Eppure i pazienti sono in dubbio. Quanto sarà accessibile per chi ne ha bisogno?
di Mike Orcutt
È in corso di sperimentazione su esseri umani una promettente tecnica di gene editing contro l’anemia falciforme. Nel caso si rivelasse efficace, chi ne ha bisogno avrà modo di farne uso? Secondo Vence Bonham del National Human Genome Research Institute, con una cura in vista, la domanda si fa urgente.
L’anemia falciforme (SCD) è una malattia genetica del sangue che colpisce milioni di persone nel mondo. Provoca la produzione di globuli rossi anormali e può causare dolore intenso, ictus e danni agli organi e ai tessuti.

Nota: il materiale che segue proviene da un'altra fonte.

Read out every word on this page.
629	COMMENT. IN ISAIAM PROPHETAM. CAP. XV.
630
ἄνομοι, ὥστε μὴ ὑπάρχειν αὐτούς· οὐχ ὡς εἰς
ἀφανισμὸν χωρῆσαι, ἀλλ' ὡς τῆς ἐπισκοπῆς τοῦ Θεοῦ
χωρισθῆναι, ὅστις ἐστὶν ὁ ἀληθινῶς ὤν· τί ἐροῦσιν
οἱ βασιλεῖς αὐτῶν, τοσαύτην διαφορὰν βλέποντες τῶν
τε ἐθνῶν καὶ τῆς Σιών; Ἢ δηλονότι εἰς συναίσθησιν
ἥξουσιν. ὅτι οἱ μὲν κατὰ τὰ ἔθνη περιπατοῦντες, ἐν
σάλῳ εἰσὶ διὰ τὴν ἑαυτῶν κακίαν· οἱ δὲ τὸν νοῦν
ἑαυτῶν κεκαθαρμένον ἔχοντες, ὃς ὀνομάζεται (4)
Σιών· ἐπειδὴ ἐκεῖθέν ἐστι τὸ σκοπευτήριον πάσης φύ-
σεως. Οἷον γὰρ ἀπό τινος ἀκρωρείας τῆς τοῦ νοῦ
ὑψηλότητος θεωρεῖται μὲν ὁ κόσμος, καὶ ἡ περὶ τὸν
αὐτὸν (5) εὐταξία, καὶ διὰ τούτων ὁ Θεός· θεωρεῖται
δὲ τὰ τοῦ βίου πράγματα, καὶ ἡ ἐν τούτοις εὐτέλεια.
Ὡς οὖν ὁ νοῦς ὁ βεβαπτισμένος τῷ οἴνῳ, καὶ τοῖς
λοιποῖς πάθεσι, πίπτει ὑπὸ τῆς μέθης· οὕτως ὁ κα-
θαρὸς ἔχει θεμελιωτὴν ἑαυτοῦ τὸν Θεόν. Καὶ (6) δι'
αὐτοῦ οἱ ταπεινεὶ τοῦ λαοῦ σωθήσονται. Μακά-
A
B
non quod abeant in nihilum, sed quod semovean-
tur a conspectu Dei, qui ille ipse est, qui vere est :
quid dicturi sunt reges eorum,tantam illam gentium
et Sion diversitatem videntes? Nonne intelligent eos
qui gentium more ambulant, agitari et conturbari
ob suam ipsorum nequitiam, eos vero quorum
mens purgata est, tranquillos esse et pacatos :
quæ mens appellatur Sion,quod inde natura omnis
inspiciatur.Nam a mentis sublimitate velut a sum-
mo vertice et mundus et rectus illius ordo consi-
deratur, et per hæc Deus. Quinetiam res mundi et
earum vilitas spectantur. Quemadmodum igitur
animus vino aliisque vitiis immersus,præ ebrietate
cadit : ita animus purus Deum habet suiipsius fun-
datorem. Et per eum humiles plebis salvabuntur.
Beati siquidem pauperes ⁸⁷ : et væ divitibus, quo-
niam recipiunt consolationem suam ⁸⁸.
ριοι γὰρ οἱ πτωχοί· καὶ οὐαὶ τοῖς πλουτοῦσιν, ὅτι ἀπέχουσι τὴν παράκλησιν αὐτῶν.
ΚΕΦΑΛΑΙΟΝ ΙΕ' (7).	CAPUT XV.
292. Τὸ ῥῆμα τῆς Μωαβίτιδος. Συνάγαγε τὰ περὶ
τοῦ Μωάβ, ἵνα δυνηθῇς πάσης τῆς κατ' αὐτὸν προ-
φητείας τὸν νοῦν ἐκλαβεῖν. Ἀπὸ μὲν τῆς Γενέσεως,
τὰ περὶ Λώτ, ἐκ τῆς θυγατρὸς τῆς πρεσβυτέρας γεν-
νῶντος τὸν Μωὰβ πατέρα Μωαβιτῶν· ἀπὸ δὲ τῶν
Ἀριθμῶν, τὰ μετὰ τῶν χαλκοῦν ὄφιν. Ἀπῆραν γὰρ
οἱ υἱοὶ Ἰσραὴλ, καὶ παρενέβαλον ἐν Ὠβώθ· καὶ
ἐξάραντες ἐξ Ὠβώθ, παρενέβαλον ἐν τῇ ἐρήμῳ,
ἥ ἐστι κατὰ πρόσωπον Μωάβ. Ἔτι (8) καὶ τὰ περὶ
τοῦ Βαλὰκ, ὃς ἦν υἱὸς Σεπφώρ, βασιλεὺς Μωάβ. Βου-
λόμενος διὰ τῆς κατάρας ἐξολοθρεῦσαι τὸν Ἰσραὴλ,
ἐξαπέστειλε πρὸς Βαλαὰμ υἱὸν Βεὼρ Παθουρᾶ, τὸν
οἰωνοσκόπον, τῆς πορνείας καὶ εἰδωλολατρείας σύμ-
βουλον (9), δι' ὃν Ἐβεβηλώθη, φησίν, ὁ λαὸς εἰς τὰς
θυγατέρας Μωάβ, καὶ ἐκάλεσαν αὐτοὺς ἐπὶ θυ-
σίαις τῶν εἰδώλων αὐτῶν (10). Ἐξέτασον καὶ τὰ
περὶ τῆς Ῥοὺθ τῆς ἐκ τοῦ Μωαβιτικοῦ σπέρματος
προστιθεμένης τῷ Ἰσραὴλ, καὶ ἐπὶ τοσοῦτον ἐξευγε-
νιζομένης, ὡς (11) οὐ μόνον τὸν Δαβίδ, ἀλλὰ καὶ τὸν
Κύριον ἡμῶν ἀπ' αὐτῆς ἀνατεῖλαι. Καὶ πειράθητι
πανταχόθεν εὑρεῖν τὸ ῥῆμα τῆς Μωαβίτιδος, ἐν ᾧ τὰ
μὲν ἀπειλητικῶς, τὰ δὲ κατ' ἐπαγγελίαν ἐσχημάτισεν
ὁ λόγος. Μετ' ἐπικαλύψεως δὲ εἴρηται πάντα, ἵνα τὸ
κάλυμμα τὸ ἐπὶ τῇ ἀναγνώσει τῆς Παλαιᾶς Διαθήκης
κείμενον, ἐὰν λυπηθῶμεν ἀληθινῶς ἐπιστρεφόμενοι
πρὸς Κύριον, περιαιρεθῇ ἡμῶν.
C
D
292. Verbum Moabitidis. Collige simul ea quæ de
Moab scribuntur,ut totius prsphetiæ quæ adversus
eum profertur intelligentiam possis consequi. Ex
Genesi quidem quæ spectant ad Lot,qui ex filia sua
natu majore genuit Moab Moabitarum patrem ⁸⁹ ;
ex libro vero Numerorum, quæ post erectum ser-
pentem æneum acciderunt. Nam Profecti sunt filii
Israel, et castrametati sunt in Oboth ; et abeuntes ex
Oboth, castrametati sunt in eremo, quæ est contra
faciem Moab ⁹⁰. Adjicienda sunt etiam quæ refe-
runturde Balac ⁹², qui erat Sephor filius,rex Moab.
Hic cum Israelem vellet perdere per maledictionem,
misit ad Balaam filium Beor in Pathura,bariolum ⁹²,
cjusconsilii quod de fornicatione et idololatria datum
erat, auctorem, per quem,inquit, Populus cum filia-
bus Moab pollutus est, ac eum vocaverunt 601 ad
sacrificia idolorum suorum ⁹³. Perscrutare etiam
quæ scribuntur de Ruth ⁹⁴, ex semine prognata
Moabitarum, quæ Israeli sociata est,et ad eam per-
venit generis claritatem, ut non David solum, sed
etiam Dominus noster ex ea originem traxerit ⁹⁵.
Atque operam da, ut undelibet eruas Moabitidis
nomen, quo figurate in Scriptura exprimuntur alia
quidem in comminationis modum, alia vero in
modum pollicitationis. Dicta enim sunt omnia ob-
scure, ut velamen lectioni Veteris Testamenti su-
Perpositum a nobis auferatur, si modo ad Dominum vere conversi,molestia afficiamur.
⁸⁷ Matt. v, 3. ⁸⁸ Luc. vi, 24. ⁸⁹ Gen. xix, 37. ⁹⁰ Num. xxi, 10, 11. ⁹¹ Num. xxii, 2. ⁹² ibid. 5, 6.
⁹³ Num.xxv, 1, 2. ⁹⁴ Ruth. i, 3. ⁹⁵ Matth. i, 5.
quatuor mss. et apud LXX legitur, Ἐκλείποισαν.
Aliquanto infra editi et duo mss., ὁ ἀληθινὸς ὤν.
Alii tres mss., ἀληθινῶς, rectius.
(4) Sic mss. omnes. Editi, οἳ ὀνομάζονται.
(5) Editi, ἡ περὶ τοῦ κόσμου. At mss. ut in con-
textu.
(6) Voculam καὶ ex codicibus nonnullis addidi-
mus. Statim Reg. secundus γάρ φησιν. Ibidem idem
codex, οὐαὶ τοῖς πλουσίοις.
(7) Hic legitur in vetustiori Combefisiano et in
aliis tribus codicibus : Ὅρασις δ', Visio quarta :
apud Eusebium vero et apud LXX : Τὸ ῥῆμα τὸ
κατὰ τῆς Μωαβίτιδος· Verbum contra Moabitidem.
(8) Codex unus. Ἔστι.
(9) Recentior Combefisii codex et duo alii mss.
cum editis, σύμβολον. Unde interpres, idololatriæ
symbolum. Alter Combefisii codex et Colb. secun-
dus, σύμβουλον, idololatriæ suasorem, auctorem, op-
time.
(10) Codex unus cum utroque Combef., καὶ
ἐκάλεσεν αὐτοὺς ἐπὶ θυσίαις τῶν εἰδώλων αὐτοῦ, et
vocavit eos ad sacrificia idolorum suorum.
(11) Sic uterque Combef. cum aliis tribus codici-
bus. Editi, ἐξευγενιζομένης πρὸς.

Da un punto di vista scientifico, “si tratta di un momento storico” per gli individui affetti dalla malattia, ha spiegato Bonham alla conferenza EmTech del MIT Technology Review. I ricercatori stanno testando una tecnica che utilizza il preciso strumento di editing genetico CRISPR per modificare un singolo gene associato alla malattia. Ma dal punto di vista sociologico, ha fatto notare Bonham, siamo appena agli inizi. La SCD è soprattutto comune in individui di etnie africane. E nonostante ci siano circa 100.000 persone affette nei soli Stati Uniti, la stragrande maggioranza dei pazienti vive nell’Africa sub-sahariana e in India.
Bonham e colleghi hanno recentemente condotto uno studio per indagare come la tecnica sia percepita tra gli individui affetti da SCD, i loro familiari e i loro medici. Molti degli intervistati hanno espresso espresso scetticismo sul fatto che una potenziale cura basata sul CRISPR possa rivelarsi accessibile a coloro che ne hanno bisogno. Sebbene abbiano trovato “una rinnovata speranza”, si sono espressi “sottotono e con fare apprensivo rispetto a questa speranza”, il risultato di decenni di “privazione dei diritti medici vissuta dalla comunità SCD”.
Secondo uno dei medici intervistati per lo studio, esiste il pericolo che altre malattie rare che tendono a colpire le persone “con più risorse” possano attirare maggiori attenzioni e, potenzialmente, finanziamenti. Di conseguenza, c’è la preoccupazione che la popolazione SCD “possa rimanere nella polvere”. Questa popolazione è già scettica, dal momento che “sono stati lasciati nella polvere in tante altre occasioni”, ha concluso il medico.
Oltre a una cura in sé, sono necessari approcci migliori ed economici per “espandere i vantaggi di questa nuova tecnologia”, ha dichairato Bonham. “Il potenziale è eccezionale, ma dobbiamo porre la domanda: chi ne trarrà beneficio?”